Auditorium de Radio France, 8 juin (Photo © DR)
 
dimanche 10 juin 2018 à 01h38
Entrée de Don Pasquale de Donizetti au répertoire de l’Opéra (Palais Garnier), cent-soixante-quinze ans après sa création au Théâtre italien de Paris. Un dramma buffo musicalement plus complexe que ne le laisseraient penser les entraînantes mélodies dont il est parsemé, et dramatiquement plus dramma que buffo sous ses airs de joyeuse comédie. C’est ce qu’a tenté de mettre en valeur le metteur en scène Damiano Michieletto – connu in loco pour un Barbier de Séville réussi (voir ici) et un Samson et Dalila moins heureux (et ) –, jusqu’à l’image finale où l’on voit le barbon prétendant à l’amour d’une belle dans une maison de retraite, entouré de vieilles dames pomponnées. Comme Le Barbier, Don Pasquale est transporté dans l’univers de Dino Risi : maison étriquée aux portes aussi nombreuses qu’inutiles, Fiat années 1950 devant la porte, luxe tape-à l’œil quand s’installe la pseudo-épouse commise à rendre la vie impossible aux vieux présomptueux, le tout agrémenté de scènes filmées en incrustation (illusion – désillusion). Michieletto a voulu étoffer la fable, ce qui se comprend, mais Don Pasquale n’est pas La Femme silencieuse de Richard Strauss (sur un sujet similaire, mais librettisé par Stefan Zweig d’après Ben Johnson) et l’ouvrage s’en trouve plus agité que dynamisé. Heureusement le chef Evelino Pido, spécialiste de ce répertoire, veille au rythme et conduit l’orchestre telle une Formule 1, au risque de sacrifier l’élégance post-rossinienne de la musique. Mêmes références dans la direction d’acteurs :  Michele Pertusi est un Pasquale musicalement stylé mais jouant « cinéma », assez loin des grands bouffons alla Gabriel Bacquier, Florian Sempey (un futur Don Pasquale ) joue l’intriguant Malatesta en double de Figaro (son rôle fétiche), Nadine Sierra soigne son look (quelque chose de Natalie Wood) au moins autant que ses vocalises, alors que les allures hip-hop de John Brownlee n’influent en rien sur ses qualités de ténor de grâce.
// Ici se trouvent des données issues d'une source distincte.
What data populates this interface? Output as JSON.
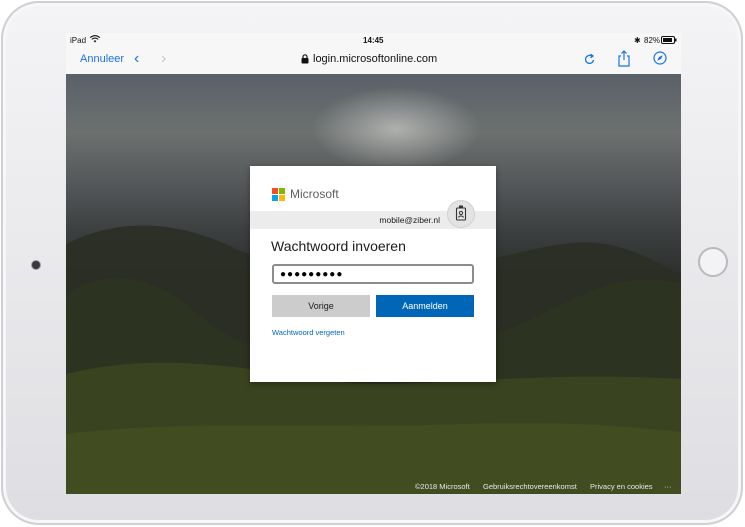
{
  "status_bar": {
    "device": "iPad",
    "time": "14:45",
    "battery": "82%"
  },
  "browser": {
    "cancel_label": "Annuleer",
    "url": "login.microsoftonline.com"
  },
  "login": {
    "brand": "Microsoft",
    "email": "mobile@ziber.nl",
    "heading": "Wachtwoord invoeren",
    "password_masked": "●●●●●●●●●",
    "back_label": "Vorige",
    "signin_label": "Aanmelden",
    "forgot_label": "Wachtwoord vergeten"
  },
  "footer": {
    "copyright": "©2018 Microsoft",
    "terms": "Gebruiksrechtovereenkomst",
    "privacy": "Privacy en cookies",
    "more": "···"
  },
  "colors": {
    "accent": "#0067b8",
    "ios_blue": "#1a73e8"
  }
}
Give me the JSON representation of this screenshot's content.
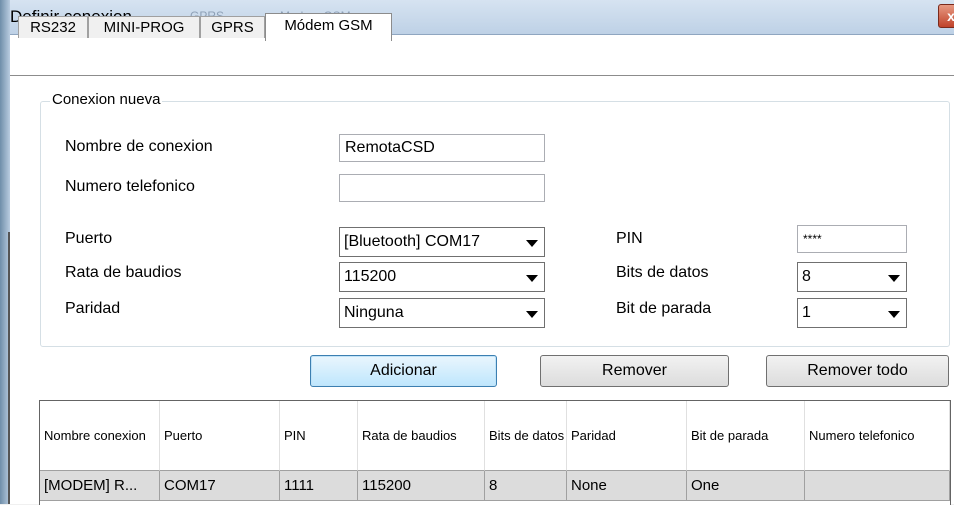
{
  "window": {
    "title": "Definir conexion",
    "ghost_title_1": "GPRS",
    "ghost_title_2": "Modem GSM",
    "close_glyph": "x"
  },
  "tabs": [
    {
      "label": "RS232"
    },
    {
      "label": "MINI-PROG"
    },
    {
      "label": "GPRS"
    },
    {
      "label": "Módem GSM",
      "selected": true
    }
  ],
  "group": {
    "legend": "Conexion nueva",
    "nombre_label": "Nombre de conexion",
    "nombre_value": "RemotaCSD",
    "numero_label": "Numero telefonico",
    "numero_value": "",
    "puerto_label": "Puerto",
    "puerto_value": "[Bluetooth] COM17",
    "rata_label": "Rata de baudios",
    "rata_value": "115200",
    "paridad_label": "Paridad",
    "paridad_value": "Ninguna",
    "pin_label": "PIN",
    "pin_value": "****",
    "bits_label": "Bits de datos",
    "bits_value": "8",
    "parada_label": "Bit de parada",
    "parada_value": "1"
  },
  "buttons": {
    "add": "Adicionar",
    "remove": "Remover",
    "remove_all": "Remover todo"
  },
  "table": {
    "headers": [
      "Nombre conexion",
      "Puerto",
      "PIN",
      "Rata de baudios",
      "Bits de datos",
      "Paridad",
      "Bit de parada",
      "Numero telefonico"
    ],
    "rows": [
      [
        "[MODEM] R...",
        "COM17",
        "1111",
        "115200",
        "8",
        "None",
        "One",
        ""
      ]
    ]
  }
}
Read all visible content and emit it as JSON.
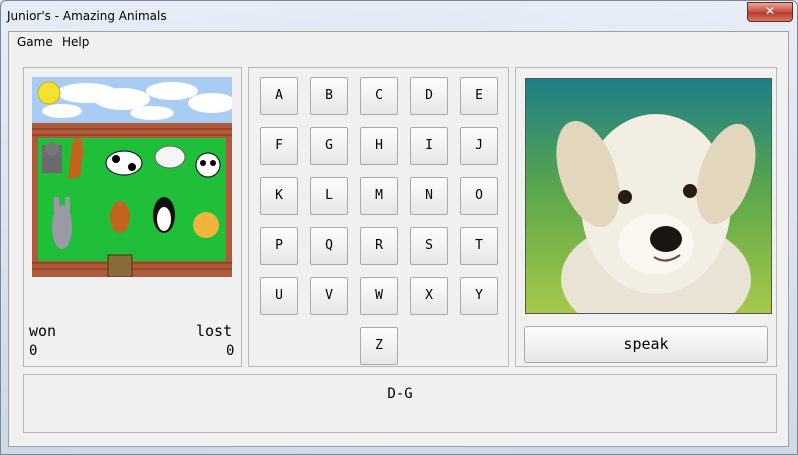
{
  "window": {
    "title": "Junior's - Amazing Animals",
    "close_glyph": "✕"
  },
  "menu": {
    "items": [
      "Game",
      "Help"
    ]
  },
  "letters": [
    "A",
    "B",
    "C",
    "D",
    "E",
    "F",
    "G",
    "H",
    "I",
    "J",
    "K",
    "L",
    "M",
    "N",
    "O",
    "P",
    "Q",
    "R",
    "S",
    "T",
    "U",
    "V",
    "W",
    "X",
    "Y",
    "Z"
  ],
  "score": {
    "won_label": "won",
    "won_value": "0",
    "lost_label": "lost",
    "lost_value": "0"
  },
  "speak_label": "speak",
  "status_text": "D-G",
  "colors": {
    "field_green": "#1fbf3a",
    "brick": "#a0523a",
    "sky": "#a9cdf2"
  }
}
Ovation au rideau final, comme une libération des soucis quotidiens, ce que n’a pas dû manquer de remarquer le premier ministre, ce soir présent dans la salle. 
François Lafon 

Opéra National de Paris – Palais Garnier, jusqu’au 12 juillet. En direct au cinéma et sur Culturebox le 19 juin
 (Photo © Vincent Pontet/OnP)


vendredi 8 juin 2018 à 01h03
Nouvelle production de Boris Godounov à l’Opéra Bastille. Vladimir Jurowski (direction) et Ivo van Hove (mise en scène) ont préféré la « petite » version originelle en sept scènes (1869) à la « grande » (1874), où Moussorgski joue le jeu du grand opéra comme on l’aimait de son temps. Pour les mêmes raisons qui ont déplu il y a cent-cinquante ans, notre époque est plus séduite par la première, ramassée, elliptique, centrée sur le drame politique et la personnalité du tsar assassin. Plus prospective aussi : on y chante comme on parle (un véritable manifeste esthétique) et la grandeur tragique naît de la situation davantage que de la posture. On pourrait y ajouter un désenchantement historique : le peuple n’y a pas la première place comme il l’a dans la version de 1874, et l’œuvre se termine sur la mort de Boris et non sur la violence collective dans la forêt de Kromy. « Aujourd’hui, je n’ai pas l’impression que la révolte prenne », commente Ivo van Hove. Celui-ci s’autorise de Pouchkine (« J’ai imité Shakespeare dans sa peinture vase et libre des caractères ») pour relier Boris Godounov a ses amours élisabéthaines (voir ici). Au centre, l’« escalier  du pouvoir » selon Jan Kott (Shakespeare notre contemporain), autour, la foule grise et les hommes en complet gris qui la manipulent. Tout cela assez froid, assez figé, clinique presque, aux antipodes de la tradition expressionniste et hallucinée remontant à Chaliapine, jusque dans les projections géantes (concession à la mode mais aussi signature du metteur en scène – voir ses Damnés à la Comédie Française) censées nous faire entrer dans la tête malade du tsar. Même retenue chez les chanteurs, à commencer par Ildar Abdrazakov (Boris) - voix superbe mais charisme parcimonieux - et Ain Anger (Pimène) - plus agent d’investigation que moine justicier. Jurowski aussi joue le jeu, bridant la personnalité volcanique qu’on lui connaît et refusant l’effet au point de paraître par moments diriger la sombre version Chostakovitch en lieu et place de celle de Moussorgski, rugueuse et originale dans tous les sens du terme.
François Lafon

Opéra National de Paris – Bastille, jusqu’au 12 juillet. En direct au cinéma et sur Cluturebox le 7 juin. En différé sur France Musique le 24 juin (Photo © Agathe Poupeney/OnP)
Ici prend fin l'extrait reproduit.